The statement came following a meeting between Sorphorn and AVS Innovation CEO Kampol Siriwattanakul.
Sorphorn said the company wants to team up with local firms to ship in medical products and develop innovative tools and equipment to supply local and global market needs.
“We welcome the aforementioned project and have acquainted the company with the potential of Cambodian business opportunities, including the economic diplomacy policy that the Cambodian embassy is undertaking to promote trade, tourism and culture,” he said.

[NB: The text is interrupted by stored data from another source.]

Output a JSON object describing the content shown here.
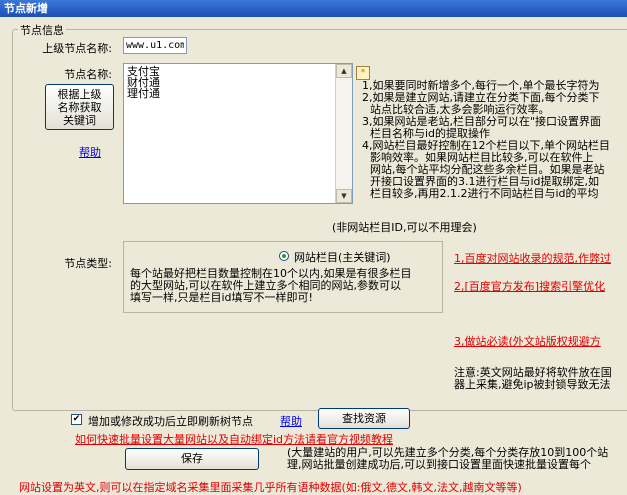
{
  "window": {
    "title": "节点新增"
  },
  "group": {
    "legend": "节点信息"
  },
  "parent": {
    "label": "上级节点名称:",
    "value": "www.u1.com"
  },
  "node_name": {
    "label": "节点名称:",
    "values": [
      "支付宝",
      "财付通",
      "理付通"
    ],
    "generate_button": [
      "根据上级",
      "名称获取",
      "关键词"
    ],
    "help_link": "帮助"
  },
  "tips": {
    "star": "*",
    "lines": [
      "1,如果要同时新增多个,每行一个,单个最长字符为",
      "2,如果是建立网站,请建立在分类下面,每个分类下",
      "站点比较合适,太多会影响运行效率。",
      "3,如果网站是老站,栏目部分可以在\"接口设置界面",
      "栏目名称与id的提取操作",
      "4,网站栏目最好控制在12个栏目以下,单个网站栏目",
      "影响效率。如果网站栏目比较多,可以在软件上",
      "网站,每个站平均分配这些多余栏目。如果是老站",
      "开接口设置界面的3.1进行栏目与id提取绑定,如",
      "栏目较多,再用2.1.2进行不同站栏目与id的平均"
    ],
    "note": "(非网站栏目ID,可以不用理会)"
  },
  "node_type": {
    "label": "节点类型:",
    "radio_label": "网站栏目(主关键词)",
    "description": [
      "每个站最好把栏目数量控制在10个以内,如果是有很多栏目",
      "的大型网站,可以在软件上建立多个相同的网站,参数可以",
      "填写一样,只是栏目id填写不一样即可!"
    ]
  },
  "right_links": {
    "link1": "1,百度对网站收录的规范,作弊过",
    "link2": "2,[百度官方发布]搜索引擎优化",
    "link3": "3,做站必读(外文站版权规避方",
    "note": [
      "注意:英文网站最好将软件放在国",
      "器上采集,避免ip被封锁导致无法"
    ]
  },
  "refresh": {
    "checked": true,
    "label": "增加或修改成功后立即刷新树节点",
    "help": "帮助"
  },
  "find_resource_button": "查找资源",
  "video_link": "如何快速批量设置大量网站以及自动绑定id方法请看官方视频教程",
  "save_button": "保存",
  "bottom_info": [
    "(大量建站的用户,可以先建立多个分类,每个分类存放10到100个站",
    "理,网站批量创建成功后,可以到接口设置里面快速批量设置每个"
  ],
  "bottom_warning": "网站设置为英文,则可以在指定域名采集里面采集几乎所有语种数据(如:俄文,德文,韩文,法文,越南文等等)"
}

Kampol said his company is currently producing medicine and equipment for Covid-19 to supply the domestic market.
“The company is looking for partnerships in Cambodia to further expand our potential,” he said, without revealing a timeframe.
Pharma Product Manufacturing Co Ltd (PPM) director Dr Hay Ly Eang told The Post on Thursday that he welcomed the company expanding into the market.
“We want to work together, but in dealing with foreign companies we must consider how our collaboration can best benefit the nation,” he said. “We are well able to compete with them, just as we are well able to cooperate with them.”
He added that PPM pharmaceuticals manufactures the painkiller Kinal – the first Cambodian produced medicine. It was developed by Cambodian pharmacist Dr Kok Sok Kim in September 1960.
The company currently exports its products to Africa, Southeast Asia and Europe.
“Our country’s pharmaceutical market is big,” he said. “We are not afraid of quality and technical competition and we also see strong support from our government,” said Dr Ly Eang.
PPM is a local producer of pharmaceutical products launched in 1996. The company has played a big role in the Kingdom’s pharmaceutical industry, both socially and economically.
As the sole survivor of his family during the Khmer Rouge’s reign, Dr Ly Eang went to France in 1976 at 21 years old. He became a pharmacist and opened a shop in 1990 in Nanterre commune in the western suburbs of Paris.